« L'espoir est comme le ciel des nuits : il n'est pas coin si sombre où l'œil qui s'obstine ne finisse par découvrir une étoile ». (Octave Feuillet)
Le Québec a perdu son enthousiasme et il a le mal de vivre. Il sent la mort. Il sent l'abandon. Il sent le désenchantement général. Le climat politique actuel permet de mesurer l'épaisseur de l'inintelligence collective, le marasme des esprits, l'égarement du plus grand nombre.
La grisaille assaille la totalité du panorama politique; l'écœurement se mesure à l'aune de l'indifférence généralisée; le dégoût obnubile les chercheurs de vérité; le mensonge détrône toutes les certitudes engrangées.
Pour se convaincre d'exister, les uns cherchent la voie du dénigrement et de la dérision; les autres espèrent l'explosion des cages et des prisons préfabriquées par des anonymes d'ici et d'ailleurs et, il va de soi, cherchent une ouverture vers la lumière.
Les solutions courageuses et positives disparaissent devant le plongeon dans la saleté collective. Afin d'essayer de faire triompher l'« autrement » mal défini, on s'amuse à patauger dans le merdier qu'inconsciemment, et depuis de nombreuses années, toute la collectivité a bâti, a élevé, a érigé en système.
La masse informe, nauséabonde, gluante colle à la peau.

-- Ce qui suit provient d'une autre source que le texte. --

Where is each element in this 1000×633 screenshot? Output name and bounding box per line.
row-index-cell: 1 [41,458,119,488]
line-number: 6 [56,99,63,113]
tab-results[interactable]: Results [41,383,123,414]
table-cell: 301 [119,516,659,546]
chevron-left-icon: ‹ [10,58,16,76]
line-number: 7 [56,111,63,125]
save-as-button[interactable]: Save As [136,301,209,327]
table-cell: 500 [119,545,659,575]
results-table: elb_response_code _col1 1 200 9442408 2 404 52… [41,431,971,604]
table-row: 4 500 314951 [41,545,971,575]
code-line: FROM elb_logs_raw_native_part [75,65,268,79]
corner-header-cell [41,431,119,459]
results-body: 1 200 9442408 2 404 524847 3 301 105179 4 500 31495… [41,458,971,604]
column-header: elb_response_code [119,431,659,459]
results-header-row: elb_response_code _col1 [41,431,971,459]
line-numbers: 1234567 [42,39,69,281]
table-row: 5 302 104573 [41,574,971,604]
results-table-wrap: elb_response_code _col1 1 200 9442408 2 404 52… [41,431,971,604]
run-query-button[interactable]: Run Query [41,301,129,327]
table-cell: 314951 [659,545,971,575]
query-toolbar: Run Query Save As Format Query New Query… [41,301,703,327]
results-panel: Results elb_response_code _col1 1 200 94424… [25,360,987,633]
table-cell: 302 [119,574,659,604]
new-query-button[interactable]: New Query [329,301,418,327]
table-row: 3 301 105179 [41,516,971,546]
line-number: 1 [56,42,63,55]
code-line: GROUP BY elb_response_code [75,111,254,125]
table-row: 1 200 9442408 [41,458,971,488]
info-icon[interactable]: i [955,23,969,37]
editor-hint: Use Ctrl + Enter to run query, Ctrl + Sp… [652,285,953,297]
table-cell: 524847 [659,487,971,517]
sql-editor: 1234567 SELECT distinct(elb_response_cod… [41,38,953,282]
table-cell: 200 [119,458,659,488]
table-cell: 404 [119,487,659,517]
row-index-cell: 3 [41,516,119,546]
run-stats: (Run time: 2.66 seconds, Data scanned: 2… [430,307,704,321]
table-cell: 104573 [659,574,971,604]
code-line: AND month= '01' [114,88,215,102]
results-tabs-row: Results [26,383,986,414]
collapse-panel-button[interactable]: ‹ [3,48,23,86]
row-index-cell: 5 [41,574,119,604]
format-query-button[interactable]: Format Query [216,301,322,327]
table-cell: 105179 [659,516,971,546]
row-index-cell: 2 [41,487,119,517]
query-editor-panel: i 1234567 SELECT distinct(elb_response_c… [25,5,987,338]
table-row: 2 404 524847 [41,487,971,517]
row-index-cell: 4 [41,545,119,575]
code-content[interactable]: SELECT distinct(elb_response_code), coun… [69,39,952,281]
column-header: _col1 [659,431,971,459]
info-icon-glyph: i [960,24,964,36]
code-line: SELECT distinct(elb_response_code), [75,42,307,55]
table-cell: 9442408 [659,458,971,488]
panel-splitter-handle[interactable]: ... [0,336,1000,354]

Les pestiférés n'osent pas imaginer qu'ils sont responsables du mal généralisé. Ils attaquent, au gré des courants d'opinion fabriqués, celui qui semble, en face d'eux, la cause de leur dégénérescence observée.
Il s'est passé quelque chose au Québec. Une chose est arrivée et a tué l'espoir. Ce quelque chose a éclipsé les chemins innovateurs, les alignements de l'histoire. Il a ébranlé la foi nouvelle et il a dispersé les solidarités créées, les convictions éprouvées, les ténacités cimentées.
L'individualisme a triomphé. Le chacun-pour-soi a démobilisé. La critique acerbe, les procès d'intention, les vulgaires allusions, les déclarations du passé, les fouilles systématiques des opinions ont assassiné les meilleurs, les vivants, les citoyens debout, les libérés. Je ne reconnais plus le Québec des grands projets. Je ne vois que le Québec aseptisé, rapetissé, dénudé.
Et pour se déculpabiliser du travail de sabotage bien orchestré, le pouvoir s'est amusé à creuser le dépotoir dans lequel toute la collectivité est plongée. Les assoiffés du pouvoir incapables de proposer quelque chose pour rassembler, se sont amusés à dessiner l'ampleur du mal démesuré. Ils ont scruté sa profondeur, son immensité, pensant qu'en faisant voir le mal dans sa généralité, les jeunes pousses allaient tout naturellement éclater. La soif du pouvoir a pensé qu'en fouillant dans le gâchis du passé, elle pourrait engendrer la confiance et préparer l'avenir espéré. Peine perdue. Le monde cherche de l'espoir. Il est fatigué de voir les fouilles cadavériques. Il en a assez de sentir ce que ça sent. D'entendre ce qu'il entend. De voir ce qu'il voit.
Le peuple se meurt et agonise dans l'histoire qui devait le faire naître, le créer, l'engendrer. Inconsciemment ou pas, quelque chose a procédé. J'ose nommer cette chose : c'est le pouvoir de l'argent ou l'argent qui achète le pouvoir. Mes chers concitoyens et concitoyennes, je vous demande de bouger. Je vous demande de vous réveiller. Je vous supplie de sortir de vos cocons et de vous solidariser pour autre chose qu'une liasse de dollars, qu'une grosse maison à payer, un gros char de la dernière année à acheter. Dans le ciel de nos nuits, il est possible de découvrir l'étoile cherchée. Elle porte un nom : générosité.